Joint efforts between ministry of Agriculture officers
(MOA) and ALIN staff came as a wake up call to farmers who showed interest to
have access to better marketing strategies. A meeting was then called to
identify brokers and on-farm buyers who were given a notice present
their business licence to HCDA staff for verification. the news came as a
relief to farmers as they were taken through gross margin analysis.
The exercise was participatory and farmers were
divided in groups according to the crop they produce where they discussed the
cost of all inputs divide by the total production per acreage. The costs gave
them the least buying price they should accept for their farm produce. To
their surprise, they found out that they had been selling their produce at
a loss. For instance, the cost of producing one carton of okra (Asian
vegetable) was Kshs 128.00 and they have been selling a carton at Ksh, 100 or
even sometimes at 80.00.
Divisional Agricultural Extension Officer (DAEO)
Mr. Bainito Atonya advised the farmers to form marketing groups which
will sign a contract with the exporters and supervised by MOA and
HCDA to ensure that terms of the contract are not breached. Farmers were also
advised to abide to the terms by ensuring they produce as per the agreement.

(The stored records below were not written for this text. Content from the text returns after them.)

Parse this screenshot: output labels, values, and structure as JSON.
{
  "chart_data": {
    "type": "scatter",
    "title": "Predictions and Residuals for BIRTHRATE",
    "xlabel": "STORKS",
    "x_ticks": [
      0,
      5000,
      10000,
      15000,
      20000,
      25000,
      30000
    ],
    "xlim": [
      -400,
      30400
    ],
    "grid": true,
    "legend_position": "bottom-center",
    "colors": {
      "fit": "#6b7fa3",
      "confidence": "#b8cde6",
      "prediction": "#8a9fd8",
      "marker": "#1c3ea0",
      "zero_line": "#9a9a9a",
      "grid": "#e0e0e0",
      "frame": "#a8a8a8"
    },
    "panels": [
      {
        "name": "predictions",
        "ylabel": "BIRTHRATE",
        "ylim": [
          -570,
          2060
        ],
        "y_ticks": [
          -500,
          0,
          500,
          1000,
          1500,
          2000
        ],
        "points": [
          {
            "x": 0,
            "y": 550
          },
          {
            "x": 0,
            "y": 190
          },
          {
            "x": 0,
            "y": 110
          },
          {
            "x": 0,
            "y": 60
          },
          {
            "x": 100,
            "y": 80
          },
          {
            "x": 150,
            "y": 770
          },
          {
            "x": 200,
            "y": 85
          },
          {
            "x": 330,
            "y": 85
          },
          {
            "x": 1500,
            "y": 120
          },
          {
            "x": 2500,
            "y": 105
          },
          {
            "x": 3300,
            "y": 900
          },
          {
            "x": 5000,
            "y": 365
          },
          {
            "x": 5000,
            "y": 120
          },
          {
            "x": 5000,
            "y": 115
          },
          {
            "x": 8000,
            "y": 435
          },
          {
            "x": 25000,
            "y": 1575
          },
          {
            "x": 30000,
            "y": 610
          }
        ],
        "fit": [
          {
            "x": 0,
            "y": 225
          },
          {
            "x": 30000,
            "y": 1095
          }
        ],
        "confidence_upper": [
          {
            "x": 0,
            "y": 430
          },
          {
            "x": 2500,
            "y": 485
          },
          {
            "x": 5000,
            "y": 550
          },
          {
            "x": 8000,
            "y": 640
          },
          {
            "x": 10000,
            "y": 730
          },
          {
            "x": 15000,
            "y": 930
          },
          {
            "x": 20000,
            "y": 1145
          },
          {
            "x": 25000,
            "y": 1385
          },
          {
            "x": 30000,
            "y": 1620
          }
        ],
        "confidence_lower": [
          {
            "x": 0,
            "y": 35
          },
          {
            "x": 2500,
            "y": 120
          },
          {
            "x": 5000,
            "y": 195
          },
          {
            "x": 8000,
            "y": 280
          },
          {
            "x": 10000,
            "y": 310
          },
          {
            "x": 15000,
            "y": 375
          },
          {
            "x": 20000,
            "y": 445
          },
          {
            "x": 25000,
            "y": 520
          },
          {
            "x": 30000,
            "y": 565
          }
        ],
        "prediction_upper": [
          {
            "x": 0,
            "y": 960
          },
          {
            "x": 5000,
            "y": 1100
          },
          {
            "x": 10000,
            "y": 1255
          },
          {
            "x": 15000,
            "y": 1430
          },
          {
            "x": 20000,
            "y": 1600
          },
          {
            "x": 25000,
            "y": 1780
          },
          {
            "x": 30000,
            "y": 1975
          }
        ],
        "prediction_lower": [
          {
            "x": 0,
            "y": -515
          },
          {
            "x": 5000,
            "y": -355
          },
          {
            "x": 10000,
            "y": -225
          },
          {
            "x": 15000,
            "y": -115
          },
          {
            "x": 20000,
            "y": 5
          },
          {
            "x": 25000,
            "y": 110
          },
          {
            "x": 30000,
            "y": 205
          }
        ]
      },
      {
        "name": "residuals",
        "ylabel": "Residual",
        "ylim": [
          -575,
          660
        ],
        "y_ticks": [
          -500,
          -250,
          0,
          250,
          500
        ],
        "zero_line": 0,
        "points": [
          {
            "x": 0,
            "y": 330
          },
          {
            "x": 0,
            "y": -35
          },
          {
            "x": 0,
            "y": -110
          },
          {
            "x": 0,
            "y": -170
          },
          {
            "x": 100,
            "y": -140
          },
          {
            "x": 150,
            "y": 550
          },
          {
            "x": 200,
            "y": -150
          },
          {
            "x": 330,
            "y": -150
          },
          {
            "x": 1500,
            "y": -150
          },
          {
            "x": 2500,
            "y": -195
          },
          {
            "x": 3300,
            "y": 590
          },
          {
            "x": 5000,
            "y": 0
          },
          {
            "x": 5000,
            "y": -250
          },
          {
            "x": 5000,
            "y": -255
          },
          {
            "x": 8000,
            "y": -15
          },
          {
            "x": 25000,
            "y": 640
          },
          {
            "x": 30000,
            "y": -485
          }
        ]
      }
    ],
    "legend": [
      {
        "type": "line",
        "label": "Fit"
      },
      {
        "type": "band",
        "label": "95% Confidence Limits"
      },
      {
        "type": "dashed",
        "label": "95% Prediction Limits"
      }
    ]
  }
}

The MOA and HCDA agreed to impose tough sanctions to brokers and exporters who
will be found exploiting farmers an offence that will mean cancellation of
their licence.
Addressing the meeting, the DAEO encouraged the
farmers to make use of information material available at
the Maarifa in order to embrace modern technology and learn the best
practices other farmers are using in other parts of the world.